Canadian grandmothers hold flash mobs for HIV-AIDS awareness
Hundreds of Canadian grandmothers gathered in malls, grocery stores and on campuses Thursday, to raise awareness on World AIDS Day.
The flash mobs were organized by local chapters of Grandmothers to Grandmothers, groups that raise money to help African grandmothers caring for millions of children orphaned by AIDS.
Joanna White was among the many grey-haired ladies who danced to the Eurythmics’ 1985 song “Sisters Are Doin’ It for Themselves,” in the student centre at Toronto’s Ryerson University.
White told CTV News Channel that the goal was “to make sure that everybody is aware that it is World AIDS Day because it’s kind of fallen off the map for the general public, especially in this country.”

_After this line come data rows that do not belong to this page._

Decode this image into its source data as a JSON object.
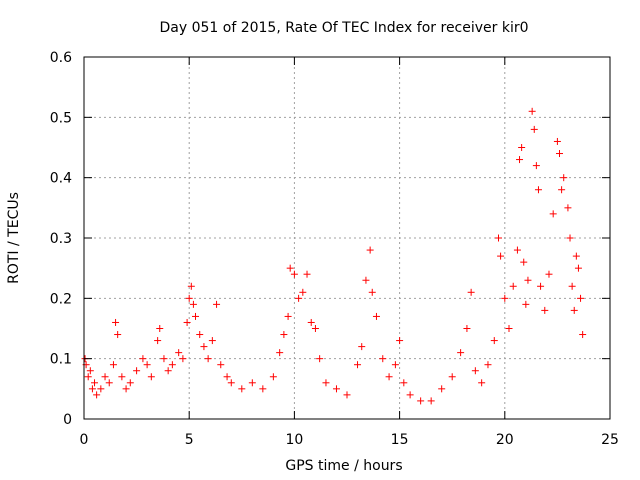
{
  "chart_data": {
    "type": "scatter",
    "title": "Day 051 of 2015, Rate Of TEC Index for receiver kir0",
    "xlabel": "GPS time / hours",
    "ylabel": "ROTI / TECUs",
    "xlim": [
      0,
      25
    ],
    "ylim": [
      0,
      0.6
    ],
    "grid": true,
    "marker": "+",
    "color": "#ff0000",
    "x_ticks": [
      0,
      5,
      10,
      15,
      20,
      25
    ],
    "x_tick_labels": [
      "0",
      "5",
      "10",
      "15",
      "20",
      "25"
    ],
    "y_ticks": [
      0,
      0.1,
      0.2,
      0.3,
      0.4,
      0.5,
      0.6
    ],
    "y_tick_labels": [
      "0",
      "0.1",
      "0.2",
      "0.3",
      "0.4",
      "0.5",
      "0.6"
    ],
    "series": [
      {
        "name": "ROTI",
        "points": [
          [
            0.05,
            0.1
          ],
          [
            0.1,
            0.09
          ],
          [
            0.2,
            0.07
          ],
          [
            0.3,
            0.08
          ],
          [
            0.4,
            0.05
          ],
          [
            0.5,
            0.06
          ],
          [
            0.6,
            0.04
          ],
          [
            0.8,
            0.05
          ],
          [
            1.0,
            0.07
          ],
          [
            1.2,
            0.06
          ],
          [
            1.4,
            0.09
          ],
          [
            1.5,
            0.16
          ],
          [
            1.6,
            0.14
          ],
          [
            1.8,
            0.07
          ],
          [
            2.0,
            0.05
          ],
          [
            2.2,
            0.06
          ],
          [
            2.5,
            0.08
          ],
          [
            2.8,
            0.1
          ],
          [
            3.0,
            0.09
          ],
          [
            3.2,
            0.07
          ],
          [
            3.5,
            0.13
          ],
          [
            3.6,
            0.15
          ],
          [
            3.8,
            0.1
          ],
          [
            4.0,
            0.08
          ],
          [
            4.2,
            0.09
          ],
          [
            4.5,
            0.11
          ],
          [
            4.7,
            0.1
          ],
          [
            4.9,
            0.16
          ],
          [
            5.0,
            0.2
          ],
          [
            5.1,
            0.22
          ],
          [
            5.2,
            0.19
          ],
          [
            5.3,
            0.17
          ],
          [
            5.5,
            0.14
          ],
          [
            5.7,
            0.12
          ],
          [
            5.9,
            0.1
          ],
          [
            6.1,
            0.13
          ],
          [
            6.3,
            0.19
          ],
          [
            6.5,
            0.09
          ],
          [
            6.8,
            0.07
          ],
          [
            7.0,
            0.06
          ],
          [
            7.5,
            0.05
          ],
          [
            8.0,
            0.06
          ],
          [
            8.5,
            0.05
          ],
          [
            9.0,
            0.07
          ],
          [
            9.3,
            0.11
          ],
          [
            9.5,
            0.14
          ],
          [
            9.7,
            0.17
          ],
          [
            9.8,
            0.25
          ],
          [
            10.0,
            0.24
          ],
          [
            10.2,
            0.2
          ],
          [
            10.4,
            0.21
          ],
          [
            10.6,
            0.24
          ],
          [
            10.8,
            0.16
          ],
          [
            11.0,
            0.15
          ],
          [
            11.2,
            0.1
          ],
          [
            11.5,
            0.06
          ],
          [
            12.0,
            0.05
          ],
          [
            12.5,
            0.04
          ],
          [
            13.0,
            0.09
          ],
          [
            13.2,
            0.12
          ],
          [
            13.4,
            0.23
          ],
          [
            13.6,
            0.28
          ],
          [
            13.7,
            0.21
          ],
          [
            13.9,
            0.17
          ],
          [
            14.2,
            0.1
          ],
          [
            14.5,
            0.07
          ],
          [
            14.8,
            0.09
          ],
          [
            15.0,
            0.13
          ],
          [
            15.2,
            0.06
          ],
          [
            15.5,
            0.04
          ],
          [
            16.0,
            0.03
          ],
          [
            16.5,
            0.03
          ],
          [
            17.0,
            0.05
          ],
          [
            17.5,
            0.07
          ],
          [
            17.9,
            0.11
          ],
          [
            18.2,
            0.15
          ],
          [
            18.4,
            0.21
          ],
          [
            18.6,
            0.08
          ],
          [
            18.9,
            0.06
          ],
          [
            19.2,
            0.09
          ],
          [
            19.5,
            0.13
          ],
          [
            19.7,
            0.3
          ],
          [
            19.8,
            0.27
          ],
          [
            20.0,
            0.2
          ],
          [
            20.2,
            0.15
          ],
          [
            20.4,
            0.22
          ],
          [
            20.6,
            0.28
          ],
          [
            20.7,
            0.43
          ],
          [
            20.8,
            0.45
          ],
          [
            20.9,
            0.26
          ],
          [
            21.0,
            0.19
          ],
          [
            21.1,
            0.23
          ],
          [
            21.3,
            0.51
          ],
          [
            21.4,
            0.48
          ],
          [
            21.5,
            0.42
          ],
          [
            21.6,
            0.38
          ],
          [
            21.7,
            0.22
          ],
          [
            21.9,
            0.18
          ],
          [
            22.1,
            0.24
          ],
          [
            22.3,
            0.34
          ],
          [
            22.5,
            0.46
          ],
          [
            22.6,
            0.44
          ],
          [
            22.7,
            0.38
          ],
          [
            22.8,
            0.4
          ],
          [
            23.0,
            0.35
          ],
          [
            23.1,
            0.3
          ],
          [
            23.2,
            0.22
          ],
          [
            23.3,
            0.18
          ],
          [
            23.4,
            0.27
          ],
          [
            23.5,
            0.25
          ],
          [
            23.6,
            0.2
          ],
          [
            23.7,
            0.14
          ]
        ]
      }
    ]
  }
}
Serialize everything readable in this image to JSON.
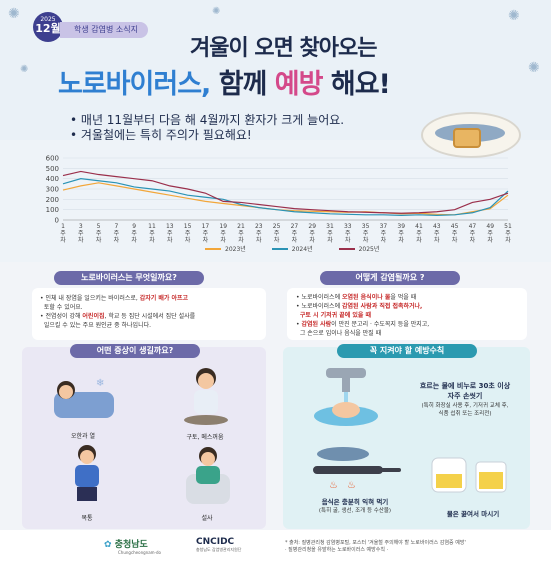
{
  "header": {
    "year": "2025",
    "month": "12월",
    "series_label": "학생 감염병 소식지",
    "title_line1": "겨울이 오면 찾아오는",
    "title_main": "노로바이러스,",
    "title_mid": " 함께 ",
    "title_emph": "예방",
    "title_end": " 해요!",
    "bullet1": "매년 11월부터 다음 해 4월까지 환자가 크게 늘어요.",
    "bullet2": "겨울철에는 특히 주의가 필요해요!"
  },
  "chart_data": {
    "type": "line",
    "x": [
      1,
      3,
      5,
      7,
      9,
      11,
      13,
      15,
      17,
      19,
      21,
      23,
      25,
      27,
      29,
      31,
      33,
      35,
      37,
      39,
      41,
      43,
      45,
      47,
      49,
      51
    ],
    "x_tick_labels": [
      "1\n주\n차",
      "3\n주\n차",
      "5\n주\n차",
      "7\n주\n차",
      "9\n주\n차",
      "11\n주\n차",
      "13\n주\n차",
      "15\n주\n차",
      "17\n주\n차",
      "19\n주\n차",
      "21\n주\n차",
      "23\n주\n차",
      "25\n주\n차",
      "27\n주\n차",
      "29\n주\n차",
      "31\n주\n차",
      "33\n주\n차",
      "35\n주\n차",
      "37\n주\n차",
      "39\n주\n차",
      "41\n주\n차",
      "43\n주\n차",
      "45\n주\n차",
      "47\n주\n차",
      "49\n주\n차",
      "51\n주\n차"
    ],
    "ylim": [
      0,
      600
    ],
    "yticks": [
      0,
      100,
      200,
      300,
      400,
      500,
      600
    ],
    "series": [
      {
        "name": "2023년",
        "color": "#f2a63a",
        "values": [
          290,
          330,
          360,
          330,
          300,
          270,
          240,
          210,
          180,
          160,
          140,
          120,
          100,
          90,
          85,
          80,
          75,
          80,
          70,
          60,
          65,
          55,
          50,
          80,
          110,
          240
        ]
      },
      {
        "name": "2024년",
        "color": "#2b93b5",
        "values": [
          350,
          400,
          380,
          360,
          320,
          300,
          280,
          240,
          220,
          200,
          150,
          120,
          100,
          80,
          70,
          60,
          55,
          50,
          50,
          45,
          50,
          45,
          50,
          70,
          120,
          280
        ]
      },
      {
        "name": "2025년",
        "color": "#9a2f4b",
        "values": [
          430,
          470,
          440,
          420,
          400,
          380,
          330,
          300,
          260,
          180,
          170,
          150,
          130,
          110,
          100,
          90,
          80,
          75,
          70,
          65,
          70,
          80,
          100,
          170,
          200,
          260
        ]
      }
    ]
  },
  "sections": {
    "what_title": "노로바이러스는 무엇일까요?",
    "what_line1a": "인체 내 장염을 일으키는 바이러스로,",
    "what_line1b": "갑자기 배가 아프고",
    "what_line1c": "토할 수 있어요.",
    "what_line2a": "전염성이 강해",
    "what_line2b": "어린이집",
    "what_line2c": ", 학교 등 집단 시설에서 집단 설사를",
    "what_line2d": "일으킬 수 있는 주요 원인균 중 하나입니다.",
    "how_title": "어떻게 감염될까요 ?",
    "how_line1a": "노로바이러스에",
    "how_line1b": "오염된 음식이나 물",
    "how_line1c": "을 먹을 때",
    "how_line2a": "노로바이러스에",
    "how_line2b": "감염된 사람과 직접 접촉하거나,",
    "how_line2c": "구토 시 기저귀 끝에 있을 때",
    "how_line3a": "감염된 사람",
    "how_line3b": "이 만진 문고리 · 수도꼭지 등을 만지고,",
    "how_line3c": "그 손으로 입이나 음식을 만질 때",
    "symptom_title": "어떤 증상이 생길까요?",
    "symptoms": [
      "오한과 열",
      "구토, 메스꺼움",
      "복통",
      "설사"
    ],
    "prevent_title": "꼭 지켜야 할 예방수칙",
    "prevent1_title": "흐르는 물에 비누로 30초 이상",
    "prevent1_title2": "자주 손씻기",
    "prevent1_sub": "(특히 화장실 사용 후, 기저귀 교체 후,",
    "prevent1_sub2": "식품 섭취 또는 조리전)",
    "prevent2_title": "음식은 충분히 익혀 먹기",
    "prevent2_sub": "(특히 굴, 생선, 조개 등 수산물)",
    "prevent3_title": "물은 끓여서 마시기"
  },
  "footer": {
    "logo1": "충청남도",
    "logo1_sub": "Chungcheongnam-do",
    "logo2": "CNCIDC",
    "logo2_sub": "충청남도 감염병관리지원단",
    "note1": "* 출처: 질병관리청 감염병포털, 포스터 '겨울철 주의해야 할 노로바이러스 감염증 예방'",
    "note2": "· 질병관리청을 유발하는 노로바이러스 예방수칙 ·"
  }
}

Although most of the roughly 75,000 Canadians living HIV-AIDS have access to life-saving drugs, it’s not the same in Africa, she said.
In the past decade, the Grandmothers to Grandmothers campaign has raised $25 million in support of the Stephen Lewis Foundation, which works on the ground in Africa.
White said her flash mob went surprisingly well. “We thought students might look up and just think, ‘oh you know, just a bunch of old ladies doing something weird,’” she said. “But they really took notice and gave us a big cheer and a clap at the end.”
Only about half of the 36.7 million people who have HIV-AIDS receive anti-retroviral medication that can save their lives, according to a report from the United Nations.